Regulators and mobile money
In itself, the MTN alliance with Western Union poses a new level of challenge to regulators here. The service allows users to “receive Western Union Money Transfer transactions in their mobile accounts while, MobileMoney users in certain countries will be able to send Western Union Money Transfer transactions directly from their mobile phones for payout at one of Western Union’s 386,000 agent locations in 200 countries and territories around the world.”
“An MTN subscriber who receives a Western Union Money Transfer transaction in his MobileMoney account will be able to use the funds to pay bills, top-up airtime, send money domestically and internationally, or withdraw cash at MobileMoney agents or any participating ATM.”  

Banks and the convergence trail in mobile money
In several jurisdictions, phone operators are legally bound to operate mobile money services in partnership with banks. But as convergence evolves, market dynamics is likely to make dependence on banks less strategic. This is where regulators can get involve. They must begin to peep into the future and see the likely consequences of convergence and growth on mobile money transfer. Technology cannot be stopped. Regulation will definitely not stop mobile money banking. It can only provide barriers which will steadily be erased as the market gets more sophisticated. 

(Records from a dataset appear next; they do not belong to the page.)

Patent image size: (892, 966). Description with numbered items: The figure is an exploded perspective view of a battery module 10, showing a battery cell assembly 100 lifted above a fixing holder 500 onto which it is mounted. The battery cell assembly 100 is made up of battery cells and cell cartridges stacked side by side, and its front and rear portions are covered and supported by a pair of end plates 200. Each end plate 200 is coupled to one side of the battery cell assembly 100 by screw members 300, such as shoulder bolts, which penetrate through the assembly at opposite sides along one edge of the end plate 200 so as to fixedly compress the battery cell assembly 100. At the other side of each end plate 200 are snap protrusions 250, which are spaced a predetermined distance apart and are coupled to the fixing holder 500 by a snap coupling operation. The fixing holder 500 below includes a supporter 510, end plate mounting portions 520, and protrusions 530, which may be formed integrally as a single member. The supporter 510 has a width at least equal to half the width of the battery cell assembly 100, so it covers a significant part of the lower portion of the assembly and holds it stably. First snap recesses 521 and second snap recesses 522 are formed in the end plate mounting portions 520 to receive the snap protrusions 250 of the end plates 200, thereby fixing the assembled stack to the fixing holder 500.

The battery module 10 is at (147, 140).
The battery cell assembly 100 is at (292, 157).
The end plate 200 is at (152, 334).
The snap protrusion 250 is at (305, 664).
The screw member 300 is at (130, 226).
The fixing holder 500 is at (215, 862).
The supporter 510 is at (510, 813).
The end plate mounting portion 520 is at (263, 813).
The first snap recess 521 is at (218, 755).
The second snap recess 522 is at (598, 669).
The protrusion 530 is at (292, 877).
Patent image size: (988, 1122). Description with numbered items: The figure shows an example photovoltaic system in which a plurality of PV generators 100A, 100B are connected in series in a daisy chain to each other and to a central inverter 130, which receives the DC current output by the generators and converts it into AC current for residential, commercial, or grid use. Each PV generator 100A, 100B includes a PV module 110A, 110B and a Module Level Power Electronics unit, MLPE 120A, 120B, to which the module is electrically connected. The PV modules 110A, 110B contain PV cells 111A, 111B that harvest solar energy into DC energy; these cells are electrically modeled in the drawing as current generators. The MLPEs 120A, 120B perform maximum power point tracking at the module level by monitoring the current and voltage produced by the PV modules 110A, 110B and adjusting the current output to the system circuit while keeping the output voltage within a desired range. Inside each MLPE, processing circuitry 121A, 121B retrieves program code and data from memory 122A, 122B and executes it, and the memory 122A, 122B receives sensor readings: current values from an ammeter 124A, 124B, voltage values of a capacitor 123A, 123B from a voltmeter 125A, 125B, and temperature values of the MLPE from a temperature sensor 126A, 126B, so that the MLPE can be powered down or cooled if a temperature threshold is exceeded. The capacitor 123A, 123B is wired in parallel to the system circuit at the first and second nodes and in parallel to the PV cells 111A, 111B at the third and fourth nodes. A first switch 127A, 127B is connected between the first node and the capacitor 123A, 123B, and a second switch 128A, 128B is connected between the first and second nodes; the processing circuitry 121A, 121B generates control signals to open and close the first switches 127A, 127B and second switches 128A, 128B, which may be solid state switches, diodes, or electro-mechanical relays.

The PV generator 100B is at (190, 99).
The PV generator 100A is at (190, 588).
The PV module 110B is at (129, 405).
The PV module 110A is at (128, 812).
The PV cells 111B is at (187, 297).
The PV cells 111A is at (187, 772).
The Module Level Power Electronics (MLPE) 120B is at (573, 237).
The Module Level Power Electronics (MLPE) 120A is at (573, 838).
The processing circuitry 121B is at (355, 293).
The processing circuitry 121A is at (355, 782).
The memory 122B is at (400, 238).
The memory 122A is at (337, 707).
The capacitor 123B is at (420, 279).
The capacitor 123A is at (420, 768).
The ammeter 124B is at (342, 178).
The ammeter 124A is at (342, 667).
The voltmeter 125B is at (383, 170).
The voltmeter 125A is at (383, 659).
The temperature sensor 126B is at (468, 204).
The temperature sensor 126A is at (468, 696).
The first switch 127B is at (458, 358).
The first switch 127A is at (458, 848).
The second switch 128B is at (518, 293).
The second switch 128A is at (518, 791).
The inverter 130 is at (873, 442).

What is critical is that banks must wake up to the reality of convergence. Like regulators they must be prepared for change. They must be willing to reinvent themselves outside of the conservative mien of 19th and 20th century banking. Banks must see convergence coming and strive to grab the opportunities. If telcos are foraging into banking, it is because they have seen the future and the future is convergence. And banks must not wait. They have to forage outside their traditional territories and get cracking with the drivers of the new age: the age of information technology and the eternal season of convergence. The good news is that several banks are already licensed to deliver mobile money and in addition, they are inking partnerships with telcos to deliver mobile money services in a way that points to the future of banking in the age of convergence.